- Koramşalı Location in Turkey
- Coordinates: 36°44′N 34°11′E﻿ / ﻿36.733°N 34.183°E
- Country: Turkey
- Province: Mersin
- District: Erdemli
- Elevation: 700 m (2,300 ft)
- Population (2022): 437
- Time zone: UTC+3 (TRT)
- Postal code: 33730
- Area code: 0324

= Koramşalı =

Koramşalı (former Kirazlı) is a neighbourhood in the municipality and district of Erdemli, Mersin Province, Turkey. Its population is 437 (2022). It is situated in the valley of Alata creek. The distance to Erdemli is 26 km and to Mersin is 60 km.
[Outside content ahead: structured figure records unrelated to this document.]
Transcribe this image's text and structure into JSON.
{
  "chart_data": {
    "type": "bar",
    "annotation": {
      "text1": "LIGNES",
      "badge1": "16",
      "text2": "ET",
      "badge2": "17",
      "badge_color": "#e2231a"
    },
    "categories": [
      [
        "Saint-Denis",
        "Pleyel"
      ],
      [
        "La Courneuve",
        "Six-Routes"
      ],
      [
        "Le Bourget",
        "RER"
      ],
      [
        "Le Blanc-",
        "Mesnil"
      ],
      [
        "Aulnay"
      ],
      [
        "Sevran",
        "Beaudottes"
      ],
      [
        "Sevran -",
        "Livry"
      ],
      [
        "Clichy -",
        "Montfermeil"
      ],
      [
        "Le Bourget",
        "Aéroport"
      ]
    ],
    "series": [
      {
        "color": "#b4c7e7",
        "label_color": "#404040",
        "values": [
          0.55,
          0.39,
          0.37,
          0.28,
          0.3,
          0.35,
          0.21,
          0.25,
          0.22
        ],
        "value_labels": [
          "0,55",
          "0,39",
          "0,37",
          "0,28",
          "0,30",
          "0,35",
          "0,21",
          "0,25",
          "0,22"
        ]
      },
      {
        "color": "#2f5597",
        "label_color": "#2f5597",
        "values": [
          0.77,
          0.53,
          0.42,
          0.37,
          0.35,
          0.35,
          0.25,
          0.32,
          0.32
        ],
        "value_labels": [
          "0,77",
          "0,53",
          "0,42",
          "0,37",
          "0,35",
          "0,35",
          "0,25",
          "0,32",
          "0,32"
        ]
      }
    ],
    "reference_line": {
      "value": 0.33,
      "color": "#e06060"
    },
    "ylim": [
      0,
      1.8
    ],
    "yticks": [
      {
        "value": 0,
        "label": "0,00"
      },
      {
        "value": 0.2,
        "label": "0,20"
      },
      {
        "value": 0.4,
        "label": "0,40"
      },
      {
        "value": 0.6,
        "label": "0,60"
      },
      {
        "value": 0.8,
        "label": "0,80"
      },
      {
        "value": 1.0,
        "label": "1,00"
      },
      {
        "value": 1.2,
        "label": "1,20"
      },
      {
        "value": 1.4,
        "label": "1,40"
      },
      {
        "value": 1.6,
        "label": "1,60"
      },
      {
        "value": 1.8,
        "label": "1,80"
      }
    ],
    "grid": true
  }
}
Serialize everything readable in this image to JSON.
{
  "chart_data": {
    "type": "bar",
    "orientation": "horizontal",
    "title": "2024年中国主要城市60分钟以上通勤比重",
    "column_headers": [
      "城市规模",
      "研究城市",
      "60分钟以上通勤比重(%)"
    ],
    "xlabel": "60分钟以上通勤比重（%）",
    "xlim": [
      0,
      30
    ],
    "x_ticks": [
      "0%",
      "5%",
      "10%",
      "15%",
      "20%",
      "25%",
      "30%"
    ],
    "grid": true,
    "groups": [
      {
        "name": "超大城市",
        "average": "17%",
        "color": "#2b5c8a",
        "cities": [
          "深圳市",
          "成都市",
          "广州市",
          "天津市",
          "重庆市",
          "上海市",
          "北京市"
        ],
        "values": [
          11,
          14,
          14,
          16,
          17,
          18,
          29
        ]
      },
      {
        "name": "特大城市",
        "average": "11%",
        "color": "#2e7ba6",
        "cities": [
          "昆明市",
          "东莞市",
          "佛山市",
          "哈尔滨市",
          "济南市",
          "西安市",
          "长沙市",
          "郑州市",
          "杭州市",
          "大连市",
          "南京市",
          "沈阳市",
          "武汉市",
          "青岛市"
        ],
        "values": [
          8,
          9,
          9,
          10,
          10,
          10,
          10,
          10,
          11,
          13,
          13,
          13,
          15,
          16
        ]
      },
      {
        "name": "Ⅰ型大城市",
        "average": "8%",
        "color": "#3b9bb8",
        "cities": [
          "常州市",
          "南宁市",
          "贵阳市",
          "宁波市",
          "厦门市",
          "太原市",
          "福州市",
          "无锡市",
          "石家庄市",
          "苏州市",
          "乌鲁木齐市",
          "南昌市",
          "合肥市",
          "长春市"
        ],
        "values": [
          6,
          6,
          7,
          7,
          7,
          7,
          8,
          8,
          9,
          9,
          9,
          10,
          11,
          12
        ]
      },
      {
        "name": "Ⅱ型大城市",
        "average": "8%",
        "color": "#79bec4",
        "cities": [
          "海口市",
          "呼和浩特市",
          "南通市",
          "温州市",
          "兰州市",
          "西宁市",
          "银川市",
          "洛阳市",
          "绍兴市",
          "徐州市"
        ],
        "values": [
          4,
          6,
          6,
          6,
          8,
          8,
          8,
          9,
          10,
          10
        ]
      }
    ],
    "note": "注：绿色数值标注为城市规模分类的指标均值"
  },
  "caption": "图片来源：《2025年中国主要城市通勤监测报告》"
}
Recently a road to the Saklı şelale waterfalls next to the village was constructed.

== History ==
Located on the eastern side of a plateau, Koramşalı is quite secluded, and, although not fully investigated, it seems to have a rich history. In the vicinity of the village there are ancient graves as well as caves which are thought to have been inhabited in ancient times. There are also rock tanks for must and vine from the Roman era. An undated stone bridge may also be a Roman bridge. Although there are 5-6 century-old sycamore trees within the village, the exact founding date of the present village is not known.

== Economy ==
Koramşalı is a typical agricultural village. Tomato, peach, cherry, nut and pomegranate are its main products. Pomegranate syrup is also produced. The secondary economic activity is cattle breeding.